A marketing firm engaged by Turner Broadcasting's otherwise-awesome "Adult Swim" tv programs set up a bunch of kooky, semi-obscene Lite-Brite displays throughout 10 American cities. It was a guerilla WOM campaign for the cable program's "Aqua Teen Hunger Force" cartoon. Here in Boston, the locals went ape. "IT'S A BOMB! SHUT DOWN THE CITY!" Certainly a firememe was ignited online, and many marketing/advertising books are on the case. (I've also used this li'l kerfluffle to try out the new Technorati "WTF" function.)
I am not going to comment on whether or not this campaign was a good idea. It depends on whether you think "any press is good press" and personally my opinion on that age-old question tends to change with the winds. I am also not going to bother opining about the fact that the residents of Boston (cradle of American democracy! home of the original Minutemen!) reacted much more frenziedly than the citizens of the 9 other "target" cities. What's interesting to me is the reaction of our young staffers, here in our HQ office.
These are children of 9/11. Many of them were in high school when the Towers fell. The first years of their young adulthood were color-coded by the Homeland Security Alert system. Has this made them more sensitive to whiffs of terror? Has it made them less tolerant of poorly-designed marketing stunts that could be misconstrued, as happened here in Beantown?
Based on my anecdotal review of the email threads, most of these staffers tend to feel that the hoopla has been overblown --- both by Boston officials and by the media. Terror threats? Fact of life. Move on.
That's not to say that anyone thought that the original campaign was brilliant. Typical internal email:
"At first I thought this was a dumb hoax and a bad idea, that strapping any kind of device to a bridge was dumb. The more I hear the outrage though [the lead story on the Today Show? Really?], the more I feel like people are overreacting. This is what happens when you don't have a runaway bride story to chase down."
(This led to a quick debate about "whether or not the Thundercats would have let something like this go down," but that's another story.)

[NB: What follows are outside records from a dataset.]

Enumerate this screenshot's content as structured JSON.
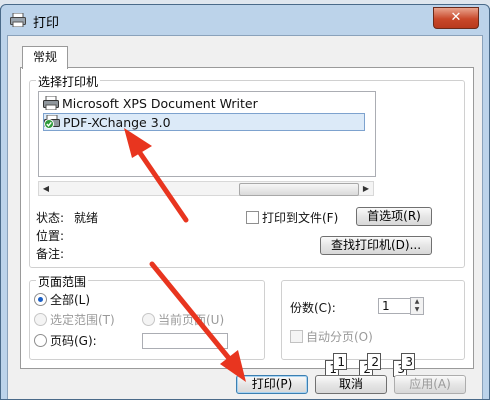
{
  "window": {
    "title": "打印",
    "close_glyph": "✕"
  },
  "tabs": [
    {
      "label": "常规"
    }
  ],
  "select_printer": {
    "group_label": "选择打印机",
    "printers": [
      {
        "name": "Microsoft XPS Document Writer"
      },
      {
        "name": "PDF-XChange 3.0",
        "selected": true
      }
    ]
  },
  "status": {
    "status_label": "状态:",
    "status_value": "就绪",
    "location_label": "位置:",
    "comment_label": "备注:"
  },
  "print_to_file_label": "打印到文件(F)",
  "preferences_button": "首选项(R)",
  "find_printer_button": "查找打印机(D)...",
  "page_range": {
    "group_label": "页面范围",
    "all": "全部(L)",
    "selection": "选定范围(T)",
    "current_page": "当前页面(U)",
    "pages": "页码(G):"
  },
  "copies": {
    "label": "份数(C):",
    "value": "1",
    "collate_label": "自动分页(O)",
    "collate_pages": [
      "1",
      "1",
      "2",
      "2",
      "3",
      "3"
    ]
  },
  "buttons": {
    "print": "打印(P)",
    "cancel": "取消",
    "apply": "应用(A)"
  },
  "colors": {
    "annotation_arrow": "#e8351f",
    "selection_bg": "#dceaf8"
  }
}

The Boston Globe (sub req'd) perceived a similar Generation Gap, in their coverage of the aftermath:
"The episode exposed a wide generational gulf between government officials who reacted as if the ads might be bombs and 20-somethings raised on hip ads for Snapple, Apple, and Google who instantly recognized the images for what they were: a viral marketing campaign."
Interesting, eh? The world of "CONTENT" has been micro-niched: most of us only see what we want to see, on TV, on the Web, on the iPod. Guerilla marketing like this represents one of the few remaining frontiers where marketers must be aware that their efforts will be received very differently by the many different types of people who walk the streets. Or drive the bridges.